The music video uses color and gendered toys and clothes to visually contrast the two gender roles society forces children into from a young age. The video revolves around two main characters, a boy and a girl, who question the roles they are forced into. The boy tries to pick up and play with a pink doll while the girl opens a book instead of balancing it on her head like the other 3 girls, at 0:37 and 1:21 respectively. As the video progresses, we see how both children’s peers react threateningly to these displays of independence. The boy and the girl then get thrown into a room for “broken toys” where it seems that other children who have also broken from their gender roles were sent. The other kids in this room are still trying to conform to the gender norms despite already being ostracized from the group. Our two main kids find some blue and pink powder and shake hands after touching it at 3:02. This mixes the colors that represent the two genders and breaks the other kids from the “game” of gender, allowing everyone to be themselves. More colored powder is added to visually represent the mixing of the two “genders” and the children end up putting the opposite gender’s color on their faces to show that everyone is done playing the “little game” of gender.

The video visually represents Judith Butler’s idea that when the minority in the population queers gender or sexuality, they pave the way for the majority of the population to have more freedom. The two main kids break from their gender performativity, and stop performing as their assigned gender even though they are shunned for it. By breaking this performativity, they end up showing their own peers that it is okay to be themselves. At the end of the video, the boys and girls are interacting and sharing their genders with each other, visually represented with blue and pink powder being blown around. There is also a visual representation of the breaking of the genders through the breaking of blue and pink objects, which then mix together at 3:05. The minority group (the boy and girl) queer gender and allow for the majority group (the other kids) to explore their genders farther.

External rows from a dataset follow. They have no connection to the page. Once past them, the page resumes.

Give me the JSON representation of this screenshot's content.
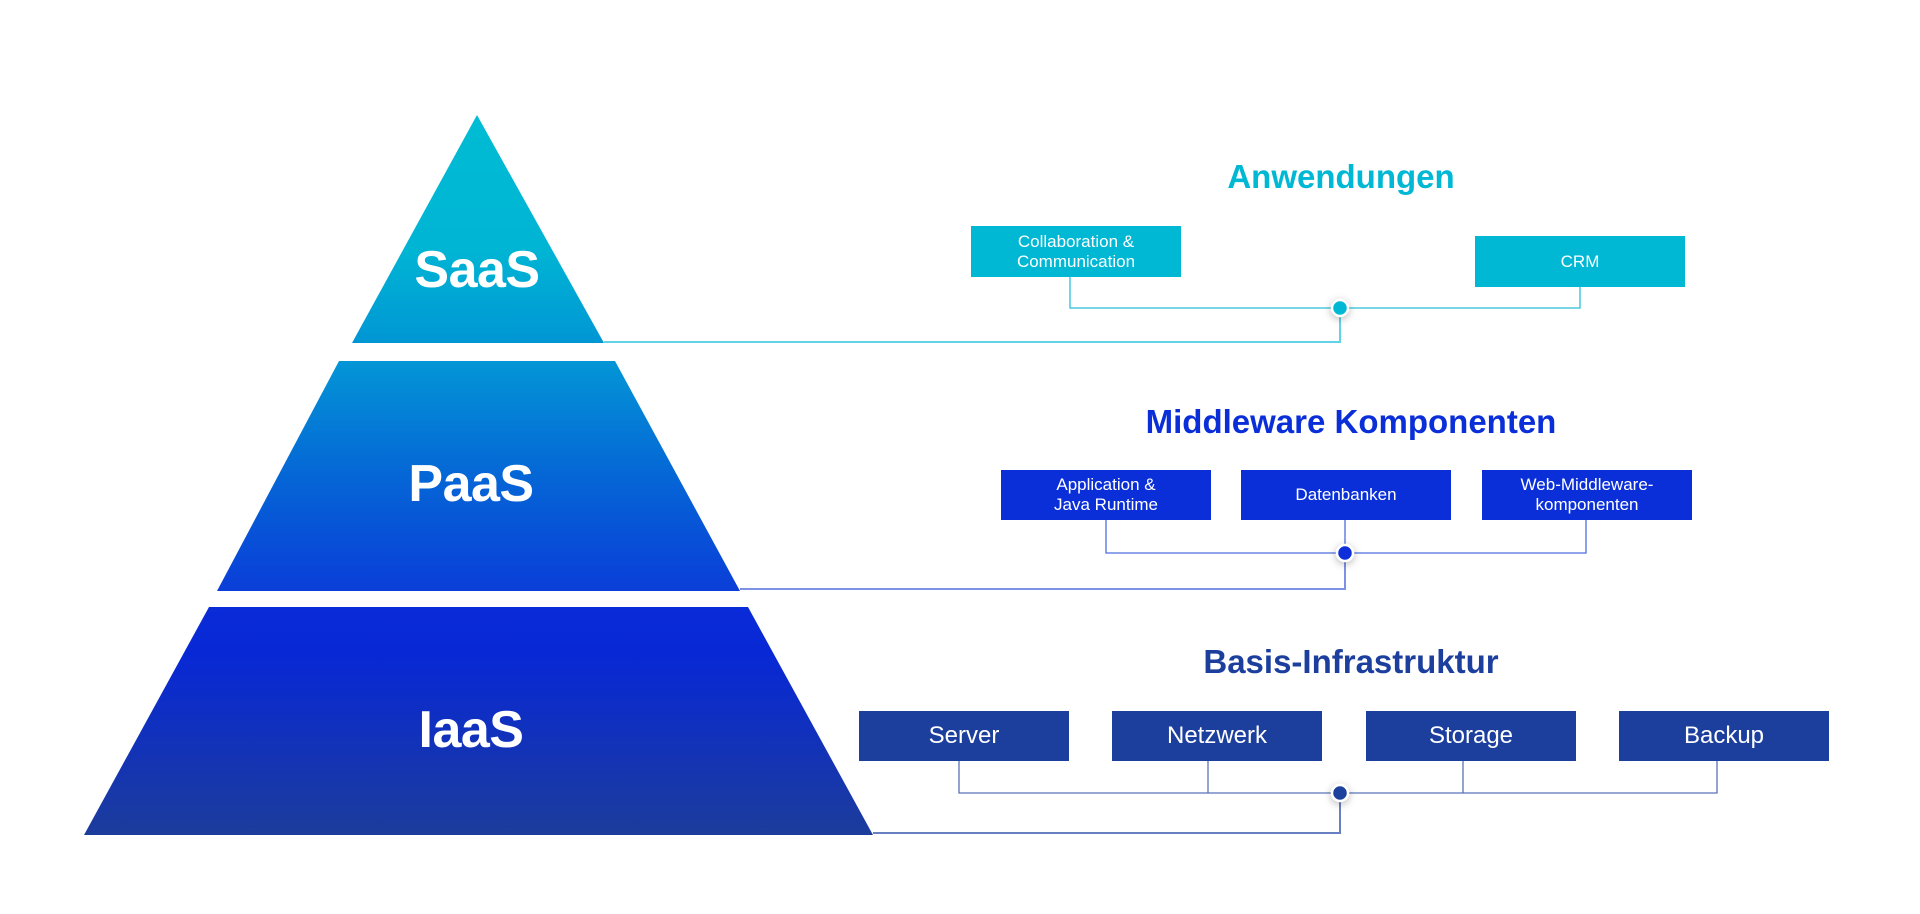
{
  "colors": {
    "saas": "#00b8d4",
    "paas": "#0a2fd8",
    "iaas": "#1c3f9e",
    "saas_line": "#5fd3e6",
    "paas_line": "#6b86e6",
    "iaas_line": "#5b73b8"
  },
  "pyramid": {
    "layers": [
      {
        "id": "saas",
        "label": "SaaS"
      },
      {
        "id": "paas",
        "label": "PaaS"
      },
      {
        "id": "iaas",
        "label": "IaaS"
      }
    ]
  },
  "groups": {
    "saas": {
      "title": "Anwendungen",
      "items": [
        "Collaboration &\nCommunication",
        "CRM"
      ]
    },
    "paas": {
      "title": "Middleware Komponenten",
      "items": [
        "Application &\nJava Runtime",
        "Datenbanken",
        "Web-Middleware-\nkomponenten"
      ]
    },
    "iaas": {
      "title": "Basis-Infrastruktur",
      "items": [
        "Server",
        "Netzwerk",
        "Storage",
        "Backup"
      ]
    }
  }
}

The lyrics of the song further the idea of Judith Butler’s Gender Performativity. The song starts out saying that the people are played “like pawns” with “absent minds”; the kids are dolls who have to perform to the expectations of their society based on what they were assigned at birth. The song goes on to say, “You’re raising suicidal with your predetermined titles” and “Gender roles impose control and deceive progressive time”. These lyrics show how gender is predetermined without the person’s say and how it serves more to control those people. It also stressed that, despite the idea that society should be progressive, this is not actually the case. The song ends with a repeat of, “Play our little game” and a question, “Won’t you play with me?” Society wants everyone to play the game of gender and perform their gender correctly, but each person has the ability to say no and reject their gender roles or performance, thereby queering gender.